Do you know what your credit score is? If so, is it a good credit score? What is a good credit score and how are credit scores impacted by different financial choices and life events? These are important questions that consumers need to know the answer to in order to manage their credit rating properly.
Your credit score can impact several areas of your life. Potential employers often check credit scores before hiring a new employee for a job. Insurance companies check credit scores and will often hike rates if they find their policyholder’s credit score has dropped. Rates on credit cards and loans will be higher for borrowers who have what the industry considers a “bad” credit score.
Read more: Clark's free credit report guide
So what is considered a “bad” credit score? What factors impact whether a person’s credit score goes up and down?
Credit Score Ranges
All three of the major credit bureaus: Experian, TransUnion and Equifax, give consumers a credit score. These three credit bureaus also report a person’s credit activity, based on information sent to them by the loan and credit card companies a person does business with. This information is then compiled into a listing known as a “credit report.”
The Fair Isaac Corporation, more commonly known as FICO, then compiles a standard credit score for each person based on the credit scores given and the payment history recorded by each of the three major credit bureaus. This standard credit score is known as a person’s FICO score.
A person’s FICO score can range between 300 and 850. The “goodness” of a credit score is broken down this way:
- Excellent Credit: 760-850
- Very Good Credit: 700-759
- Good Credit: 660-699
- Fair Credit: 620-659
- Poor Credit: 580-619
- Bad Credit: Below 580
What Impacts a Credit Score?
Several factors can impact a credit score. Some of those factors include:
- Timeliness of payments
- Amount of payments: paying above the minimum due consistently will raise your credit score
- Percentage of credit card balance used: credit cards that consistently have balances that are above 80% of their limit can lower credit scores
- Length of time an account has been open and active
- Total amount of debt
- Public records such as criminal records
- The number of open credit accounts a person carries
- The number and severity of late payments
All of these factors help influence what credit score a person is given. Credit scores are rated and changed on as much as a weekly basis, based on what information comes into the three major credit bureaus regarding a person’s credit and other activity. For instance, if a consumer has a long-outstanding bill that a company sends to a collection agency, and the collection agency reports to the credit bureaus that they’ve received a collection account for a consumer, the credit bureaus can lower that person’s credit score based on the information received. People with limited loan and credit activity, however, might not see their score change very often at all.

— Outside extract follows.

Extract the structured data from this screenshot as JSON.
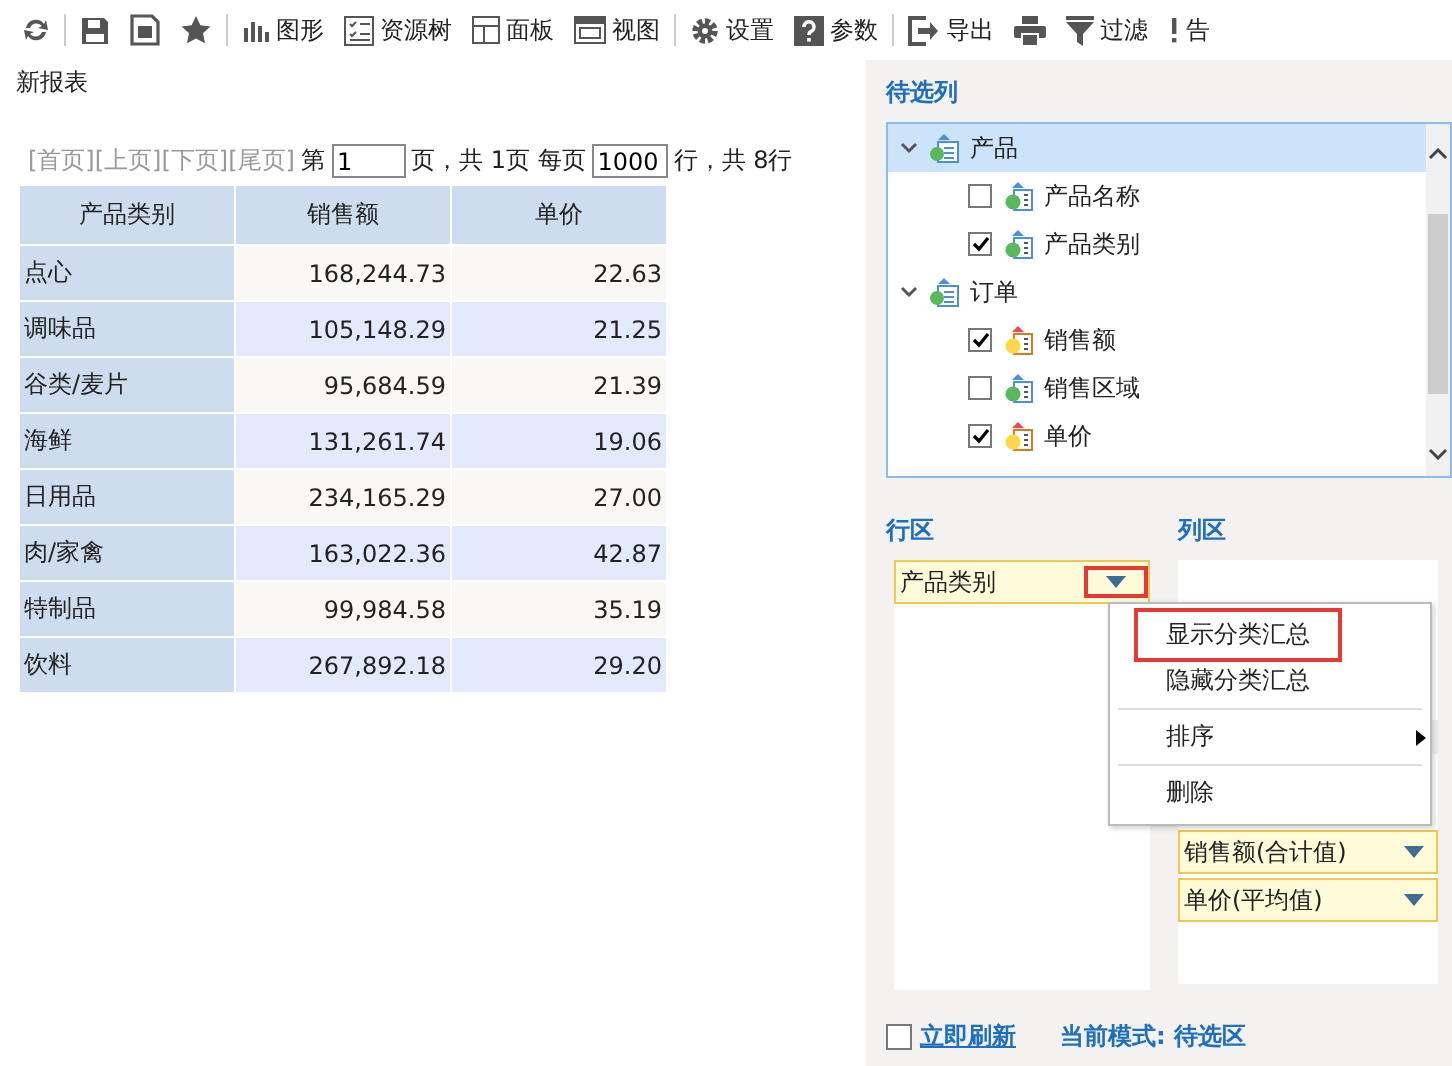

How Can a Person Protect/Improve Their Credit Score?
There are several ways consumers can protect or improve their credit score. Taking the following steps can help ensure that a person’s credit score stays high -- or increases -- as the length of time the person implements these best credit practices increases.
- Keep credit card balances below 75% of the available balance, or better yet, pay cards off in full every month
- Always pay more than the minimum due on a credit card
- Keep the number of credit cards and loans you apply for to a minimum
- Pay rent and other bills, such as utility bills, on time
- Check your credit score on an annual basis
How Do I Find Out What My Credit Score Is?
According to the government’s Consumer Financial Protection Bureau, all consumers are entitled to get one free copy of their credit report annually. This report is available at AnnualCreditReport.com. Your free copy of your credit report does not contain your FICO credit score: however, there is an option to get that score for a small fee through this site.
If a consumer is denied a loan or credit card, they are entitled to a free copy of their credit score, since they were denied credit based on that score. Many loan and credit card companies will include that credit score in their denial letter to the consumer.
Companies such as Credit Karma and Credit Sesame also offer services that include giving consumers access to their credit scores. And many of the banks that control our nation's credit card portfolio now make your credit score available online when you log in and on your monthly statement.
A good credit score impacts many areas of life, therefore it’s a good practice to manage daily finances in a way that helps ensure your credit score stays high.